Anyone with a shopper’s eye will have trouble dragging themselves away from Liverpool
Just adjacent to the city’s expansive new Liverpool One shopping and entertainment neighborhood and just a few blocks from Albert Dock and the riverside, the Cavern Quarter grew from the fame of the Cavern Club. And the Cavern Club’s fame grew from the fame of the Beatles. It was 50 years ago, in the autumn of 1960 that the group began its unprecedented series of 296 appearances over a period of several years at the Cavern Club. Here, they became the rage—the king of the local hill among more than 200 bands in musical Liverpool. It was from this venue that the Beatles’ fame and worldwide success was launched.
Today, a visit to the shrine is absolutely required on the Beatles pilgrimage. Yes, the Cavern Club is still rocking with Beatles music—and full of visitors from around the world on their third beer in the middle of the afternoon. In the evenings, it’s jammed. There’s no doubt the place has the “vibe” of genuine, but it’s a far cry from the smoky coffeehouse of the early ’60s that featured not only the Beatles but many other Liverpool bands that created what became known worldwide as the Mersey Beat.
I opted to take my evening pint or two just a few doors down at The Grapes, a classic and venerable city pub also known as “The Beatles Boozer.” It was here that the lads used to take a pint or two themselves before and after a performance. The Cavern Club itself had no license then. The pub was bustling in the evenings, but there was always a congenial company of locals and visitors gathered. And there’s plenty of memorabilia around.
In fact, the several blocks of the Cavern Quarter are a veritable warren of pubs, clubs and restaurants, most of them nightly venues for live music. Liverpool is still a city with a vibrant live, local music scene, and this is its epicenter. The narrow, pedestrianized streets are teeming nightly with a good-natured mix of tourists and locals until the early hours. Over it all hangs the essence of the Beatles. On Mathew Street, just a few doors up from the Cavern Club, a life-size bronze sculpture of John Lennon lounges against the dark, red brick wall. On the other side of the neighborhood, a similar Eleanor Rigby sits unobtrusively on a Stanley Street bench.
Naturally enough, Liverpool is proud of the Beatles—the local boys that made good—and happy enough for the attention, and the millions of pounds, their “brand” continues to bring to the city.
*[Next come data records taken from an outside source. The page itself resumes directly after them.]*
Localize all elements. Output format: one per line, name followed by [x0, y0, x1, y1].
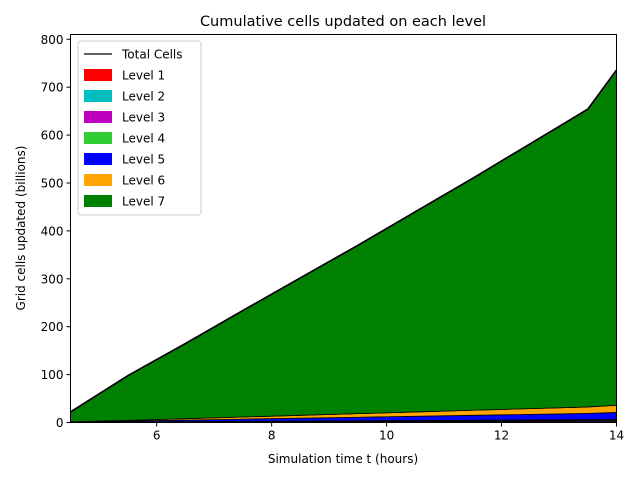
- legend-label-level-3: Level 3: [122, 111, 165, 125]
- x-tick-label: 6: [153, 429, 161, 443]
- legend-swatch-level-1: [84, 69, 112, 81]
- x-axis: 6 8 10 12 14: [153, 422, 624, 443]
- legend-label-total-cells: Total Cells: [121, 48, 183, 62]
- legend-label-level-5: Level 5: [122, 153, 165, 167]
- y-tick-label: 100: [41, 368, 64, 382]
- total-cells-group: [70, 69, 618, 413]
- y-tick-label: 200: [41, 320, 64, 334]
- y-axis: 0 100 200 300 400 500 600 700 800: [41, 33, 71, 430]
- y-axis-label: Grid cells updated (billions): [14, 146, 28, 311]
- total-cells-line: [70, 69, 618, 413]
- legend-label-level-7: Level 7: [122, 195, 165, 209]
- y-tick-label: 500: [41, 176, 64, 190]
- legend-label-level-1: Level 1: [122, 69, 165, 83]
- legend-swatch-level-3: [84, 111, 112, 123]
- legend-label-level-2: Level 2: [122, 90, 165, 104]
- y-tick-label: 800: [41, 33, 64, 47]
- plot-frame: [70, 34, 617, 423]
- x-tick-label: 14: [609, 429, 624, 443]
- y-tick-label: 600: [41, 129, 64, 143]
- chart-title: Cumulative cells updated on each level: [200, 14, 486, 30]
- y-tick-label: 300: [41, 272, 64, 286]
- legend-swatch-level-4: [84, 132, 112, 144]
- x-tick-label: 12: [494, 429, 509, 443]
- x-tick-label: 8: [268, 429, 276, 443]
- legend-box: [77, 40, 202, 216]
- y-tick-label: 400: [41, 224, 64, 238]
- legend-swatch-level-5: [84, 153, 112, 165]
- y-tick-label: 700: [41, 81, 64, 95]
- x-axis-label: Simulation time t (hours): [268, 452, 418, 466]
- legend-swatch-level-6: [84, 174, 112, 186]
- legend-label-level-6: Level 6: [122, 174, 165, 188]
- x-tick-label: 10: [379, 429, 394, 443]
- legend: Total Cells Level 1 Level 2 Level 3 Level 4 L…: [77, 40, 202, 216]
- legend-label-level-4: Level 4: [122, 132, 165, 146]
- legend-swatch-level-7: [84, 195, 112, 207]
- y-tick-label: 0: [56, 416, 64, 430]
- legend-swatch-level-2: [84, 90, 112, 102]
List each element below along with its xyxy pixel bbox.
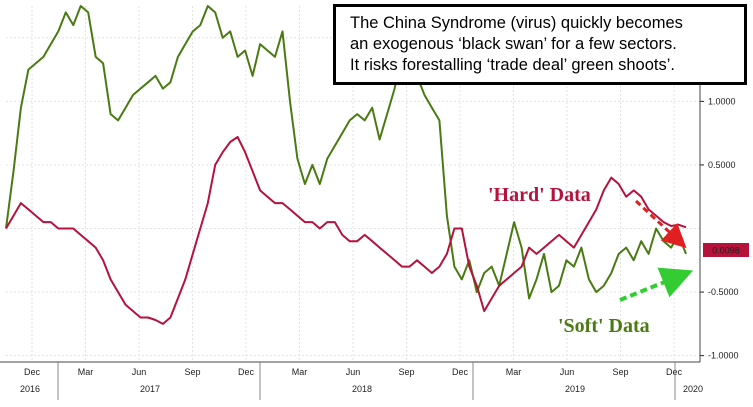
x-tick-label: Dec <box>24 367 41 377</box>
x-axis: Dec Mar Jun Sep Dec Mar Jun Sep Dec Mar Jun Sep Dec2… <box>0 361 703 400</box>
hard-data-arrow <box>634 199 687 249</box>
x-tick-label: Sep <box>398 367 414 377</box>
hard-data-line <box>5 136 687 325</box>
annotation-line-2: an exogenous ‘black swan’ for a few sect… <box>350 35 677 53</box>
last-value-text: 0.0098 <box>712 246 740 256</box>
year-label: 2018 <box>352 384 372 394</box>
annotation-line-3: It risks forestalling ‘trade deal’ green… <box>350 56 675 74</box>
annotation-line-1: The China Syndrome (virus) quickly becom… <box>350 14 683 32</box>
y-tick-label: 1.0000 <box>708 96 736 106</box>
x-tick-label: Jun <box>132 367 147 377</box>
y-tick-label: -0.5000 <box>708 287 739 297</box>
soft-data-arrow <box>619 267 694 302</box>
x-tick-label: Jun <box>560 367 575 377</box>
year-label: 2017 <box>140 384 160 394</box>
x-tick-label: Dec <box>238 367 255 377</box>
hard-data-label: 'Hard' Data <box>488 184 591 206</box>
x-tick-label: Mar <box>292 367 308 377</box>
series-layer <box>5 5 687 325</box>
soft-data-label: 'Soft' Data <box>558 315 650 337</box>
x-tick-label: Mar <box>506 367 522 377</box>
y-tick-label: -1.0000 <box>708 351 739 361</box>
x-tick-label: Dec <box>452 367 469 377</box>
grid <box>6 6 700 362</box>
x-tick-label: Jun <box>346 367 361 377</box>
x-tick-label: Mar <box>78 367 94 377</box>
year-label: 2020 <box>683 384 703 394</box>
x-tick-label: Sep <box>184 367 200 377</box>
annotation-box: The China Syndrome (virus) quickly becom… <box>333 4 747 85</box>
year-label: 2019 <box>565 384 585 394</box>
x-tick-label: Sep <box>612 367 628 377</box>
last-value-badge <box>703 243 749 257</box>
x-tick-label: Dec <box>666 367 683 377</box>
year-label: 2016 <box>20 384 40 394</box>
y-tick-label: 0.5000 <box>708 160 736 170</box>
soft-data-line <box>5 5 687 300</box>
At the same time, so much of Liverpool lies beyond its musical legacy. It is the city’s great architectural heritage—the Royal Liver Building and its waterfront neighbors, St. George’s Hall, World Museum Liverpool, the Walker Art Gallery and those Albert Dock warehouses—that made Liverpool a World Heritage Site.
I spent several hours in the Maritime Museum, absorbed in the impact that now touristy waterfront had on world commerce and colonization. The dark part of that maritime history is told in the International Museum of Slavery, which occupies one floor of the Maritime Museum. “Write not that we were slaves,” implored one proud African in shackles, “but that we were strong.” I also walked through the restored Piermaster’s House nearby—furnished in detail as it was during the bombings of World War II.
It was an uphill walk from the waterfront through several blocks of unattractive warehouses, housing terraces and pubs (most touting live music) to the urban mesa of Liverpool Cathedral. Lost in the luster of its popular medieval counterparts, the city’s modern diocesan throne is elevated in one the 20th-century’s great ecclesiastical buildings, the masterpiece of architect Sir Gilbert Scott. It is the largest Anglican cathedral in Britain, houses Britain’s heaviest peal of bells and its largest organ. Besides the majesty of its soaring spaces, the cathedral offers lunch on the back terrace, and spectacular views over the riverfront.
Anyone with a shopper’s eye will have trouble dragging themselves away from Liverpool One. The new, three-level pedestrian complex of shops and eateries weaves around a grassy hillside on which folk lounge, lunch, take the sun and wade in the fountains. I lunched at an outdoor café on scouse, the city’s signature dish (a beef stew). Another evening I had a late dinner at the Red Hot Buffet. It was either be late or stand in the queue. The maitre d’ told me they serve 2,400 people a day. And it was good.
Alas, you cannot do justice to a world-class city like Liverpool in just a few days. No, I didn’t make it to Liverpool’s galleries and art museums, or ride the Mersey Ferry, let alone see a Liverpool football match. It is pretty easy to conclude, though, that even without the Beatles or any interest in them, Liverpool makes one of the best major city visiting experiences in Britain. Somehow, though, for everything that I did miss, the Beatles pilgrimage provided a real “feel” for the distinctive culture and friendly people of the historic northern city. Let it be, Liverpool; I’d love to come back.